US 11,720,797 B2
Differential recurrent neural network
Patrice Simard, Bellevue, WA (US)
Assigned to Microsoft Technology Licensing, LLC, Redmond, WA (US)
Filed by Microsoft Technology Licensing, LLC, Redmond, WA (US)
Filed on Apr. 28, 2020, as Appl. No. 16/860,555.
Application 16/860,555 is a continuation of application No. 15/488,221, filed on Apr. 14, 2017, granted, now 10,671,908.
Claims priority of provisional application 62/426,153, filed on Nov. 23, 2016.
Prior Publication US 2020/0327395 A1, Oct. 15, 2020
This patent is subject to a terminal disclaimer.
Int. Cl. G06N 3/084 (2023.01); G06V 10/82 (2022.01); G06N 3/044 (2023.01); G06V 10/764 (2022.01); G06F 18/24 (2023.01)
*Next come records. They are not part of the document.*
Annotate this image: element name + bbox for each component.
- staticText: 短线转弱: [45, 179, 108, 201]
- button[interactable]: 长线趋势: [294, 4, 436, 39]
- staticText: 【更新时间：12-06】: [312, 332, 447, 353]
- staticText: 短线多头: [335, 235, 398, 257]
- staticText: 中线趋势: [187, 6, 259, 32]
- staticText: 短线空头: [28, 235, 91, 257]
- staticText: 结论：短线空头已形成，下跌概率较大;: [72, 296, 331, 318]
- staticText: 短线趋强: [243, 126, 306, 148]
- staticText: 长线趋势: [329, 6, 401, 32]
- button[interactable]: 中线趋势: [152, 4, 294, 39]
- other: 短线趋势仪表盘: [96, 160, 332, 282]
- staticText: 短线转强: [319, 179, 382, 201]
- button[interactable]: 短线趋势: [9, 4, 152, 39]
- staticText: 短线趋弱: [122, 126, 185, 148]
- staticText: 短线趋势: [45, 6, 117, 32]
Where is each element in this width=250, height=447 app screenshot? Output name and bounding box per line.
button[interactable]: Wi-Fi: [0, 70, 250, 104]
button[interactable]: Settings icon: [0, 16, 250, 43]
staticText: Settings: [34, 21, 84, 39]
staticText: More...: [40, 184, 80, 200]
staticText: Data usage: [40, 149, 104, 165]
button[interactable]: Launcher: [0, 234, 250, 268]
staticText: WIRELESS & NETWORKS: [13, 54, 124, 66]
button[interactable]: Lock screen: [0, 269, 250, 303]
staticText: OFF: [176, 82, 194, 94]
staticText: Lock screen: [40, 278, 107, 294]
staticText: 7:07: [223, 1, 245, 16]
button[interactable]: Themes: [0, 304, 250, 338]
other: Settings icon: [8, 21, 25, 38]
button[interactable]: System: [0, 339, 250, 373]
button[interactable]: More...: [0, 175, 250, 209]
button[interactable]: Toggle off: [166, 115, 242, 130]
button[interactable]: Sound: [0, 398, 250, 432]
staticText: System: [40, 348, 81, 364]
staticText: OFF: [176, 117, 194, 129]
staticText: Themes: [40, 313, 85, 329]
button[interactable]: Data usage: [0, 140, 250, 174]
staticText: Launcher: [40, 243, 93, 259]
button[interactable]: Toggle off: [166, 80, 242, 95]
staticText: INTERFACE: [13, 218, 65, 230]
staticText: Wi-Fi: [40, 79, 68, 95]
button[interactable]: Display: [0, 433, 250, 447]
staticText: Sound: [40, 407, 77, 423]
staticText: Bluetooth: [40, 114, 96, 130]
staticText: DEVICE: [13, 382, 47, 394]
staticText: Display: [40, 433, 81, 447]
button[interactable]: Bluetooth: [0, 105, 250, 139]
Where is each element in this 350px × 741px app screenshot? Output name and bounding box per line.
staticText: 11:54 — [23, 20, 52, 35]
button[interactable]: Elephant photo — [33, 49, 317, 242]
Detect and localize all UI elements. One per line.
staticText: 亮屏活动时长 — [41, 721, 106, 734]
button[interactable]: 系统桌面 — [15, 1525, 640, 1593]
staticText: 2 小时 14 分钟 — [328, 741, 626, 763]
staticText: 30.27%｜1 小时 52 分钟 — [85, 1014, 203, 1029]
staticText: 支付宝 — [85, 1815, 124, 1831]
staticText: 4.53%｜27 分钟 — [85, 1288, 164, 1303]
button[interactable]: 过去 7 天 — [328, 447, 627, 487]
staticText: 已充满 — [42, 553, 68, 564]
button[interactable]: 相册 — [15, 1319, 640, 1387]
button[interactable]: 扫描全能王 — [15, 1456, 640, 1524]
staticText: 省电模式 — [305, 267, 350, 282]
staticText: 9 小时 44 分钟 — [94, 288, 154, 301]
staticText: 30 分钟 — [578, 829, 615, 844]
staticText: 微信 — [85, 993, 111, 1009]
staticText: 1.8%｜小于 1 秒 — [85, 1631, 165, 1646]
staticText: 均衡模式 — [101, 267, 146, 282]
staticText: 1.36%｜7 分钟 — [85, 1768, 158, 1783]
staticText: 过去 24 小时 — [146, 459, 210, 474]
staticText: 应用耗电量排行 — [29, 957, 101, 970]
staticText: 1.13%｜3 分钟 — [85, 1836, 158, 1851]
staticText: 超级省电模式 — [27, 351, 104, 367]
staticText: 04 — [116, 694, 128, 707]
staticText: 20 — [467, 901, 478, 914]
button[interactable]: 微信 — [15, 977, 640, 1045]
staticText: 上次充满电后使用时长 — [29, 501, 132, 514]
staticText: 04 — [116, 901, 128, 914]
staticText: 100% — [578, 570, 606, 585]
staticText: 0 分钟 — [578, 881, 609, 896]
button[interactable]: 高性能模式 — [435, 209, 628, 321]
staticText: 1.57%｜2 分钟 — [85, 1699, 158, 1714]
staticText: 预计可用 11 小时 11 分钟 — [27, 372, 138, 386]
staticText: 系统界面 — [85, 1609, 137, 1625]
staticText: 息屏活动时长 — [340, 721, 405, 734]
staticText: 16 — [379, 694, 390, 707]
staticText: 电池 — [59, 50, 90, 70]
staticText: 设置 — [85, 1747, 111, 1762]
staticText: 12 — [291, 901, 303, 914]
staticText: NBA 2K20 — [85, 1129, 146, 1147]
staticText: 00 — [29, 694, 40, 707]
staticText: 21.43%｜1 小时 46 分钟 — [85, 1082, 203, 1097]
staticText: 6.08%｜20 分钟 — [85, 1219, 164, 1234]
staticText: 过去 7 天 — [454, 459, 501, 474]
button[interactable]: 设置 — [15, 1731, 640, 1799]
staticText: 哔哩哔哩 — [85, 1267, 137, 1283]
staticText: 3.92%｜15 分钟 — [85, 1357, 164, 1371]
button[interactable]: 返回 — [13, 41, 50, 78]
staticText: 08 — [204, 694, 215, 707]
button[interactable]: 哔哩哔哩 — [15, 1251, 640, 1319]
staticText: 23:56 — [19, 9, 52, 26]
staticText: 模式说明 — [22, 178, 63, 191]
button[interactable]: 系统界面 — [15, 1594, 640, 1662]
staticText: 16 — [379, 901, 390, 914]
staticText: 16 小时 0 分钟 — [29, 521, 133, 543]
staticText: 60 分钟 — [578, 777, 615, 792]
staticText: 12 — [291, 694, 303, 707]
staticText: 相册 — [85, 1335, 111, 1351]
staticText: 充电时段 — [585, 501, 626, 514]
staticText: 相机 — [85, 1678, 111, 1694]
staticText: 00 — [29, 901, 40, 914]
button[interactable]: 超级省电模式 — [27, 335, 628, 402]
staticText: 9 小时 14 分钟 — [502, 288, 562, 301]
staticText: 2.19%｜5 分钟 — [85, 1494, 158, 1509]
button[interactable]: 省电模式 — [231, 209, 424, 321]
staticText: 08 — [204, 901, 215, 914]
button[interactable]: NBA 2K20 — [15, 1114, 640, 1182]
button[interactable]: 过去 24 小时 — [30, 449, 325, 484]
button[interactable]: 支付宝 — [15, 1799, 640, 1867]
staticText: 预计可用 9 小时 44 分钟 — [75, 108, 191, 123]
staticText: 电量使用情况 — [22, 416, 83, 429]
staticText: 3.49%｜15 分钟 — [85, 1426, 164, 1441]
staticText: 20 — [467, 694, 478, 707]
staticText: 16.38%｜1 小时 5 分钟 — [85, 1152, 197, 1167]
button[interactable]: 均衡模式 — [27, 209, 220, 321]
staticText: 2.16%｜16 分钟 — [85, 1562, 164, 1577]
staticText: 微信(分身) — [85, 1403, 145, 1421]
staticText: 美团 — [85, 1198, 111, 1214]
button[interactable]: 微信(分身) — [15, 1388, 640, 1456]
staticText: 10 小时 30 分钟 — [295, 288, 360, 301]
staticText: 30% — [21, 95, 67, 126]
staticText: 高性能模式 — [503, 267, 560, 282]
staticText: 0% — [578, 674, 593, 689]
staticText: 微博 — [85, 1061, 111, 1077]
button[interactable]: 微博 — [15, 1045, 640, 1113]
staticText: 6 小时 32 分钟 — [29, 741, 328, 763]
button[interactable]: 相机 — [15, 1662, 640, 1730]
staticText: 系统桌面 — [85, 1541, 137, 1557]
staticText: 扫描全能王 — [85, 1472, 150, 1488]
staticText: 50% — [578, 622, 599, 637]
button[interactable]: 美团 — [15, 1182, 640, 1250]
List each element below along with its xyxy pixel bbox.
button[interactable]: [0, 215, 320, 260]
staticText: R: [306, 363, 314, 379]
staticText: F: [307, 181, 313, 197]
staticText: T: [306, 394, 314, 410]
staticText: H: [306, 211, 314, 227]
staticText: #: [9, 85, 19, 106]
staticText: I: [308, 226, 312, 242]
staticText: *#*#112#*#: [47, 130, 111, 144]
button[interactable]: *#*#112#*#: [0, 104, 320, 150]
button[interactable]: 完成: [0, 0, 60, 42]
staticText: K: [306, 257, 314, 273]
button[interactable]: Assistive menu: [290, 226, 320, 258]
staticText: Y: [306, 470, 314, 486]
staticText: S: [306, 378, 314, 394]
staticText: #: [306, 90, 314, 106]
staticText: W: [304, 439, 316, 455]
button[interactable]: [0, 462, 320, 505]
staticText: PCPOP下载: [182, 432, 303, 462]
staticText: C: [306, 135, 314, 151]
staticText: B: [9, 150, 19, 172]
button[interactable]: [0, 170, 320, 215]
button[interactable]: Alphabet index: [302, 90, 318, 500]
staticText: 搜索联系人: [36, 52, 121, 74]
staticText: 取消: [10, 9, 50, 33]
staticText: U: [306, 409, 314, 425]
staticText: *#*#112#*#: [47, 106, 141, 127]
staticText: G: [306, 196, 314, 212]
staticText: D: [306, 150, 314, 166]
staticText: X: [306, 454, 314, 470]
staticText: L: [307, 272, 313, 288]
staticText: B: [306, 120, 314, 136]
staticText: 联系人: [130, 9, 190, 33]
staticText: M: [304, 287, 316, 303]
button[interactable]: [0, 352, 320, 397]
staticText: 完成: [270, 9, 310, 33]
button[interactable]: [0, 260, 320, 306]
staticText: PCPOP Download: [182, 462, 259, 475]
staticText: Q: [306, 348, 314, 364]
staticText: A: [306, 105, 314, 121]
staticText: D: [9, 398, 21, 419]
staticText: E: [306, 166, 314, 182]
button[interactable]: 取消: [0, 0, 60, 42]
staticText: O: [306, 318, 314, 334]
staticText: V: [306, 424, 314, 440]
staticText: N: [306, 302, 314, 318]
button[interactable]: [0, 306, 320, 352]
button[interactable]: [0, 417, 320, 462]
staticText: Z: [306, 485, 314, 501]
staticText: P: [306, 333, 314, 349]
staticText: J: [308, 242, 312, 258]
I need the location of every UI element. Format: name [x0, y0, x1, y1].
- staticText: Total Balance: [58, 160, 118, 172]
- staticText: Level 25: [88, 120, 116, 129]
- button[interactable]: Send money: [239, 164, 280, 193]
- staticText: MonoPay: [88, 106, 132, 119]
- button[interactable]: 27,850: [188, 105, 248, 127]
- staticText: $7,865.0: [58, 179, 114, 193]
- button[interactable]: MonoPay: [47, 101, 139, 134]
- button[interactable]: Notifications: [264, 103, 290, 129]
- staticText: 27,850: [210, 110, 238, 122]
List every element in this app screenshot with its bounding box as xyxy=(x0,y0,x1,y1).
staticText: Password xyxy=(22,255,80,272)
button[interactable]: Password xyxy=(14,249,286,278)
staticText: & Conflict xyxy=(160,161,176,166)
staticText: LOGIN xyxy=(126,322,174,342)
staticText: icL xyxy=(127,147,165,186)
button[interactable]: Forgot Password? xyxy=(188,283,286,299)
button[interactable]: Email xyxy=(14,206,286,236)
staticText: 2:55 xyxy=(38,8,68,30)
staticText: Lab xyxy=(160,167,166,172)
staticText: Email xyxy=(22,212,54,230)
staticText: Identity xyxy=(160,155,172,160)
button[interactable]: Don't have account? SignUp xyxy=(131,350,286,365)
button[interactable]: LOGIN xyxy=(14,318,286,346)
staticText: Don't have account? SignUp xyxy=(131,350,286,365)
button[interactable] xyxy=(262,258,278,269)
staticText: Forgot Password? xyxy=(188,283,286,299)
CPC G06N 3/084 (2013.01) [G06F 18/24 (2023.01); G06N 3/044 (2023.01); G06V 10/764 (2022.01); G06V 10/82 (2022.01)] 18 Claims
OG exemplary drawing
 
1. A method for providing a response from a differential recurrent neural network (RNN) based on elements included in an input vector, the method comprising:
receiving the input vector at a transition component of the differential RNN;
providing, by the transition component, an output to a differential non-linearity component, the output including a positive contribution vector and a negative contribution vector corresponding to elements of states stored at a state component;
generating, by the differential non-linearity component, a state contribution vector based on the positive contribution vector and the negative contribution vector;
receiving, at the state component, the state contribution vector; and
providing as the response, an output based on stored state information received from the state component.